The Center for the Study of Race, Politics & Culture, Seminary Co-op Bookstores, and Northwestern University Press proudly host this important discussion on one of Chicago’s most important contributions to public, social, and artistic justice.
Through personal accounts and historic tributes, The Wall of Respect and its movement are brought back to life—once again re-entering the conversation on social justice and the power of public art.
"The Wall of Respect: Public Art and Black Liberation in 1960s Chicago" is the first in-depth, illustrated history of a lost Chicago monument. The Wall of Respect was a revolutionary mural created by fourteen members of the Organization of Black American Culture (OBAC) on the South Side of Chicago in 1967. This book gathers historic essays, poetry, and previously unpublished primary documents from the movement’s founders that provide a visual guide to the work’s creation and evolution.
The Wall of Respect received national critical acclaim when it was unveiled on the side of a building at Forty-Third and Langley in Chicago’s Bronzeville neighborhood. Painters and photographers worked side by side on the mural's seven themed sections, which featured portraits of Black heroes and sheroes, among them John Coltrane, Nina Simone, Billie Holiday, Malcolm X, Muhammad Ali, and W. E. B. Du Bois. The Wall became a platform for music, poetry, and political rallies. Over time it changed, reflecting painful controversies among the artists as well as broader shifts in the Civil Rights and Black Liberation Movements.
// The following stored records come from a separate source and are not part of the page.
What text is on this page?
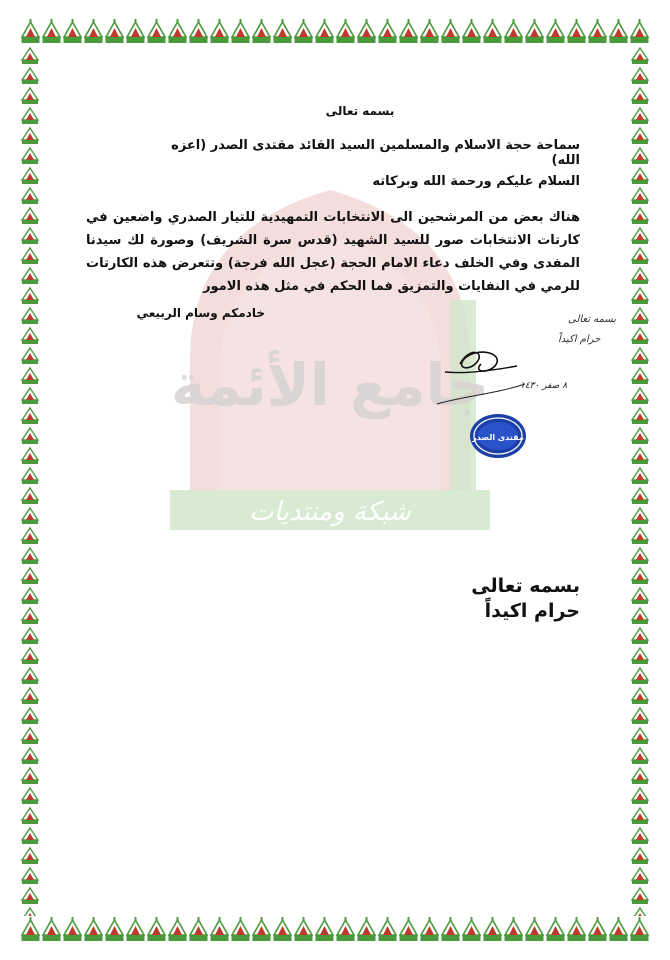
جامع الأئمة
شبكة ومنتديات
بسمه تعالى
سماحة حجة الاسلام والمسلمين السيد القائد مقتدى الصدر (اعزه الله)
السلام عليكم ورحمة الله وبركاته
هناك بعض من المرشحين الى الانتخابات التمهيدية للتيار الصدري واضعين في كارتات الانتخابات صور للسيد الشهيد (قدس سرة الشريف) وصورة لك سيدنا المفدى وفي الخلف دعاء الامام الحجة (عجل الله فرجة) وتتعرض هذه الكارتات للرمي في النفايات والتمزيق فما الحكم في مثل هذه الامور
خادمكم وسام الربيعي	بسمه تعالى
حرام اكيداً
٨ صفر ١٤٣٠
مقتدى الصدر
بسمه تعالى
حرام اكيداً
At the intersection of African American culture, politics, and Chicago art history, The Wall of Respect offers, in one keepsake-quality work, an unsurpassed collection of images and essays that illuminate a powerful monument that continues to fascinate artists, scholars, and readers in Chicago and across the United States.
ABDUL ALKALIMAT is an activist and the founding chairperson of the Organization of Black American Culture, which led the creation of the Wall of Respect in 1967. He is an emeritus professor of the School of Information Sciences and the Department of African American studies at the University of Illinois at Urbana-Champaign. Professor Alkalimat received his PhD in sociology from the University of Chicago.
ROMI CRAWFORD is an associate professor in the Department of Visual and Critical Studies and in the Department of Liberal Arts at the School of the Art Institute of Chicago.
Professor Crawford received her MA and PhD in English literature, theory, and criticism from the University of Chicago.
REBECCA ZORACH is the Mary Jane Crowe Professor of Art and Art History at Northwestern University. Professor Zorach received her PhD in Art History from the University of Chicago.